第四章 行路(1 / 1)

古道依旧漫长,只不过行路的变成了三个人,气氛也由沉闷变得逐渐欢快——林鹤之本就是个活泼率性的,一来二去相熟,边走边与贺西霖谈天论地,有人说话,气氛就缓和多了。

“大哥,你知道咱们走到了哪儿吗?”又是马不停蹄的一天过去,一座长亭里,何文鼎倦然入睡,林鹤之拉着贺西霖坐在亭外问东问西。

“估计还有一个月吧,咱们就到地方了。”贺西霖略显敷衍地说。

“你快得了吧你。”林鹤之压着声音,“我每次问你都说还有一个月,咱都走几个一个月了你还是一个月。我倒没什么,狼狈的日子早过惯了,门主受得了吗,你看看,累成什么样了。”

“你呀,真是低估了门主,路是门主选的,行程是门主定的,他抡了一辈子大刀的人,你还担心他受不了。”贺西霖说,“咱就跟着走就完了,门主心里有数着呢,倒是你,我看你这么急,是又馋酒了吧?”

“馋那是肯定的,哥,你不知道,我爹娘走了之后,我几乎是靠酒活下来的,躲得害怕了呢,我就喝酒壮胆,冷了喝酒取暖,伤了疼了喝酒疗伤,渐渐的我发现我就离不开酒盏了,我经常把这酒盏里的酒啊,当成一个可以跟我说话的人,我所有的悲欢喜乐都可以跟他说,他也全都听,他不会说话,但我喝着喝着就能感觉他跟我说了很多话,最起码告诉我放下酒盏依旧要鼓起勇气活下去。这么说吧,跟门主启程之后我可是首次满一个月不喝酒的啊。”林鹤之煞有介事地扬了扬手里的酒壶,“我现在啊,改成每天闻一闻酒香,就当我过了酒瘾了,哈哈!”

贺西霖听着林鹤之绘声绘色地说着,笑了笑,拍了拍他的肩:“真难为你了,到了巴蜀,让你尝尝门主家乡的酒,忠慈门独家配方独家酿造,千杯不醉,保管你喝个大痛快,怎么样?”

“哥,你不用这么说,我刚刚不过是说以前,以后我跟着你,跟着门主,什么话不能说啊,不比跟酒说有意思多了,不过请我喝巴蜀酒的事,你可得言之有信啊。”林鹤之一脸灿烂地说。

“那当然,巴蜀不光有酒,还有不知道多少好吃的好喝的,你呀,等着苦尽甘来吧。

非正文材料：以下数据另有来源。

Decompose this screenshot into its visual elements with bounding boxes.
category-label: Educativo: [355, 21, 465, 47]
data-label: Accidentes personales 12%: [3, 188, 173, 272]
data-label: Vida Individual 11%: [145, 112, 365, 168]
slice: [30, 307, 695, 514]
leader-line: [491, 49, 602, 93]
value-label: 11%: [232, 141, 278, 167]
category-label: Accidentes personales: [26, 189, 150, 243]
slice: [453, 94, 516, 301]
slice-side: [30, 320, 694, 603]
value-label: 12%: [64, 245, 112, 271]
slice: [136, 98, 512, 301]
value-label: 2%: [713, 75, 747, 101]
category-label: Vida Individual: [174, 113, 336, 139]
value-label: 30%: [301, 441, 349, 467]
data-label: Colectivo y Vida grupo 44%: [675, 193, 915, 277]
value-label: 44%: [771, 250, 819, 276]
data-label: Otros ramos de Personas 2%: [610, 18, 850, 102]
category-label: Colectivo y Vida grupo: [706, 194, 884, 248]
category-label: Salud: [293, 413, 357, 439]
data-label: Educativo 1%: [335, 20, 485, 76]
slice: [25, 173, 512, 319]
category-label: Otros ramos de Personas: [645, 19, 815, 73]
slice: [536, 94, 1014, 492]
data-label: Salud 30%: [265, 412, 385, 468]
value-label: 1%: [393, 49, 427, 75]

”贺西霖笑了起来,也似乎在安慰自己。

“哥,门主在巴蜀的田庄是什么样的,有些什么人?能不能给我讲一讲啊。”林鹤之靠在贺西霖身上。

“那个呀,算是门主祖上的家业吧,隔着蜀道迢迢,没人侵扰,犹如世外桃源,门主也一直派心腹经营巴蜀,如今可以派上用场了。”贺西霖眼睛看着远方,自顾自般地说起来,“我自小便在巴蜀由门主抚养长大,那是个很美的地方,当地人也很朴实。门主也很眷恋那里。”

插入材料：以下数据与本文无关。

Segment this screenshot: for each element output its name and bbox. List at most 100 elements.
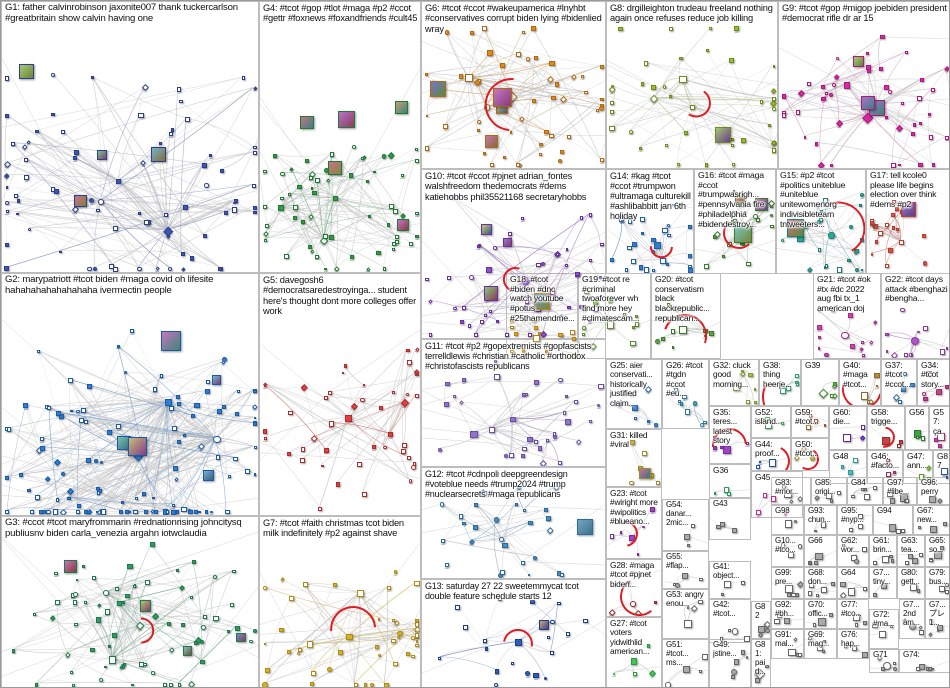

当年,何文鼎也只能算个稍微有点势力的地方世家,忠慈门在中原,他不远万里前往投靠,那时候忠慈门还是狄门主主持,狄门主临终将门主之位传给何文鼎,一部分原因就是他有巴蜀做后盾,等于给忠慈门留了最后一道屏障,乱世之下即便受挫也能全身而退。

“大哥,你是跟着门主长大的啊?怪不得呢,我觉得你有的地方有点像门主。”林鹤之接着贺西霖的话往下说。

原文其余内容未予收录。